Tuesday, July 08, 2008

Nuclear Power Means Clean Air

(NAPSI)-A growing number of people, particularly environmentalists, are taking a second look at nuclear power as a clean, sustainable and safe source of electricity that can significantly reduce global warming, pollution and energy dependence--and meet our ever-increasing demand for energy.

One woman, a staunch environmentalist and skeptic about nuclear power, made it her mission to find out the truth about this energy source. Gwyneth Cravens spent nearly a decade immersing herself in the subject.

“When I began my research, I had assumed we had many choices in the way we made electricity, but we don’t,” says Cravens, author of “Power to Save the World: The Truth About Nuclear Energy.” “Wind and solar have a role to play, but nuclear is the only large-scale, non-greenhouse-gas-emitting source of electricity that can be considerably expanded while maintaining only a small environmental footprint. About 20 percent of our electricity comes from nuclear power, but about 75 percent comes from plants burning fossil fuels, mostly coal and natural gas. In contrast, nuclear plants do not burn anything nor do they emit harmful, heat-trapping gases into our atmosphere and pollutants that kill 24,000 Americans annually.”

Despite these facts, a 2007 survey found that fewer than half of Americans strongly associate nuclear power with clean air.

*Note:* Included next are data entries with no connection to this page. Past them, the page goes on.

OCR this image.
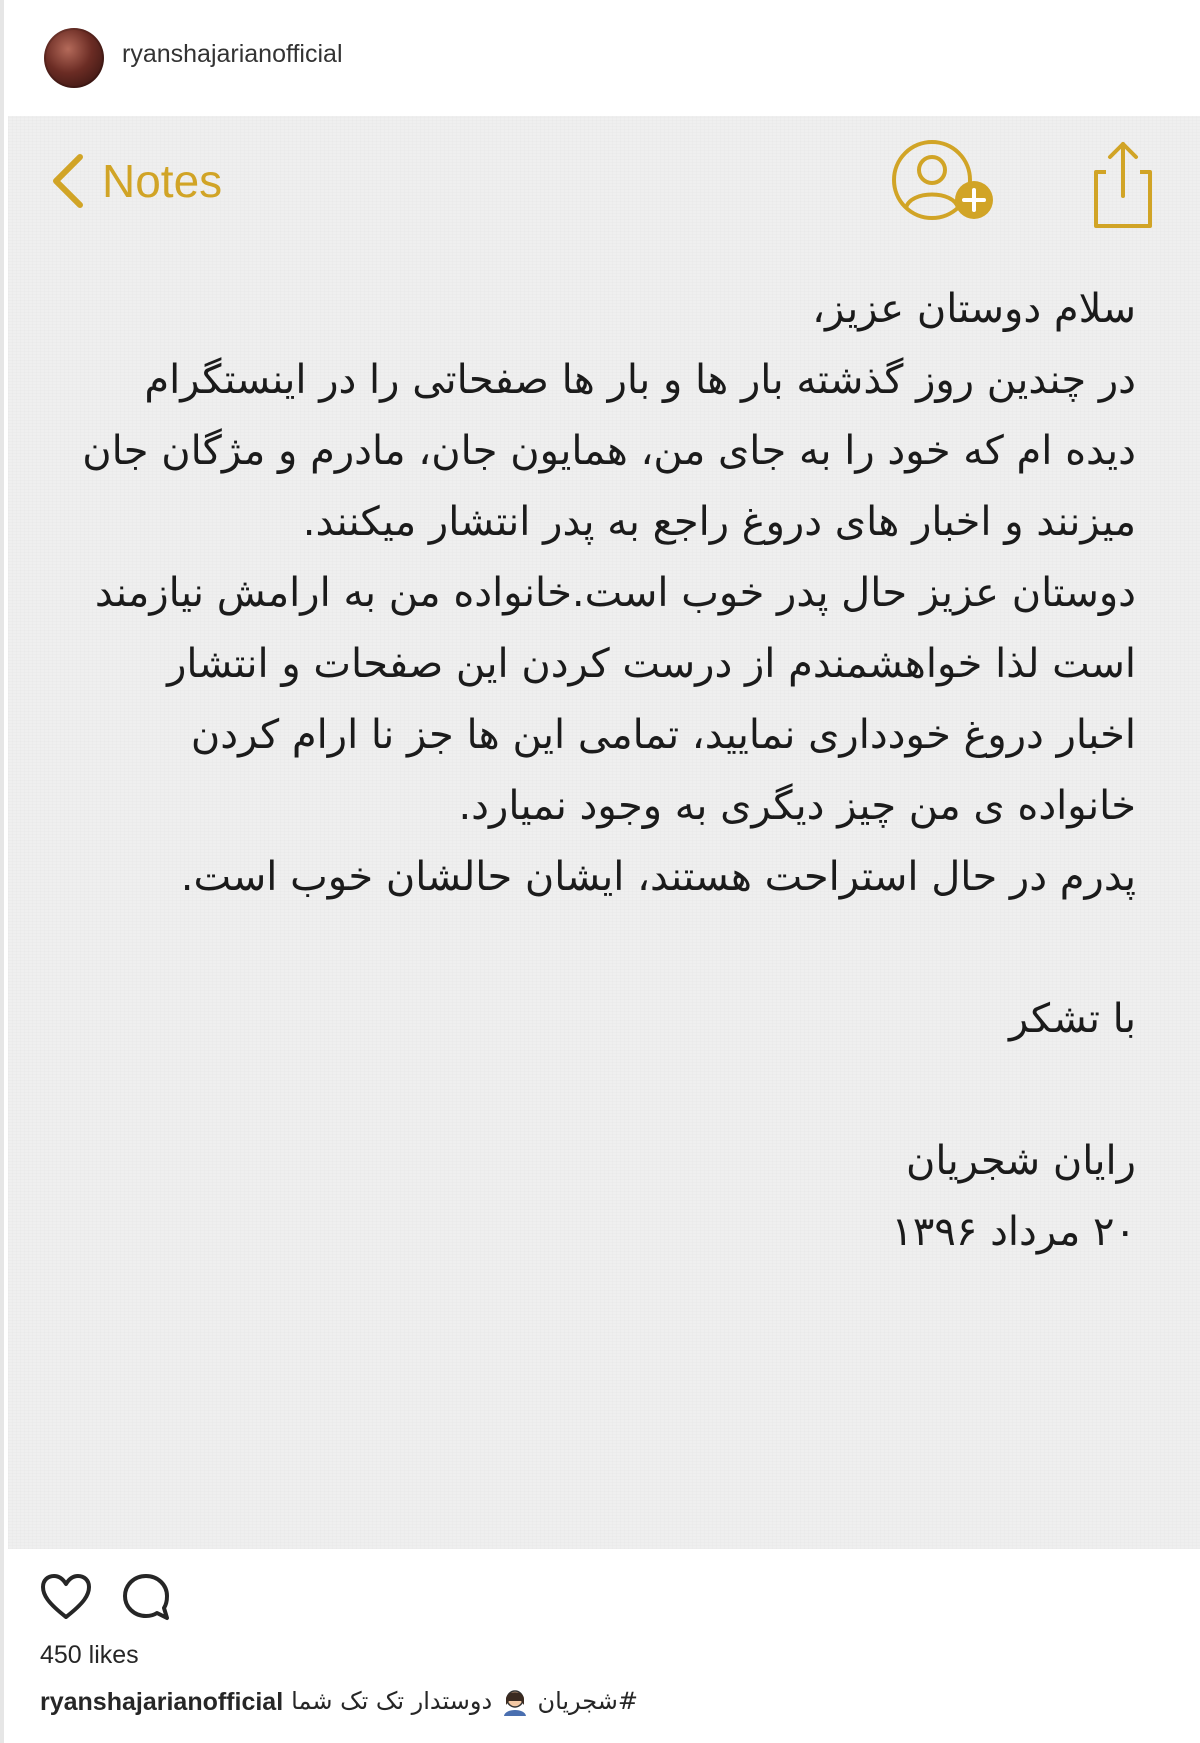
ryanshajarianofficial
Notes

سلام دوستان عزیز،

در چندین روز گذشته بار ها و بار ها صفحاتی را در اینستگرام دیده ام که خود را به جای من، همایون جان، مادرم و مژگان جان میزنند و اخبار های دروغ راجع به پدر انتشار میکنند.

دوستان عزیز حال پدر خوب است.خانواده من به ارامش نیازمند است لذا خواهشمندم از درست کردن این صفحات و انتشار اخبار دروغ خودداری نمایید، تمامی این ها جز نا ارام کردن خانواده ی من چیز دیگری به وجود نمیارد.

پدرم در حال استراحت هستند، ایشان حالشان خوب است.

با تشکر

رایان شجریان

۲۰ مرداد ۱۳۹۶

450 likes
ryanshajarianofficial	#شجریان  دوستدار تک تک شما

Many misperceptions and fears persist. Here are a few of the most common myths and facts:

Myth: The “smoke” coming from nuclear plants is harmful to health and the environment.

Fact: The “smoke” that people see coming out of nuclear power plant cooling towers is water vapor like you see when you breathe out on a cold day.

Myth: Living near a nuclear plant is dangerous due to radiation contamination.

Fact: A little-known fact is that natural background radiation from rocks, soil and water is around us all the time. In fact, a person living within 50 miles of a nuclear plant receives less radiation from it in a year than from eating one banana. In addition, surveys have shown there is no increase in radiological-induced cancer in people living near nuclear facilities.

Myth: Nuclear energy is not safe.

Fact: All U.S. nuclear plants--for example, Indian Point Energy Center in Buchanan, N.Y.--are regulated by the Nuclear Regulatory Commission (NRC) and are designed with numerous safety systems, each with multiple, redundant components--first to prevent accidents and second to minimize accidents should they occur. In the 40-year history of the industry, there has never been a death or injury to any member of the public due to an accident at a U.S. nuclear power plant.

Nuclear power is seen by many as a safe, clean-air solution to America’s growing energy needs.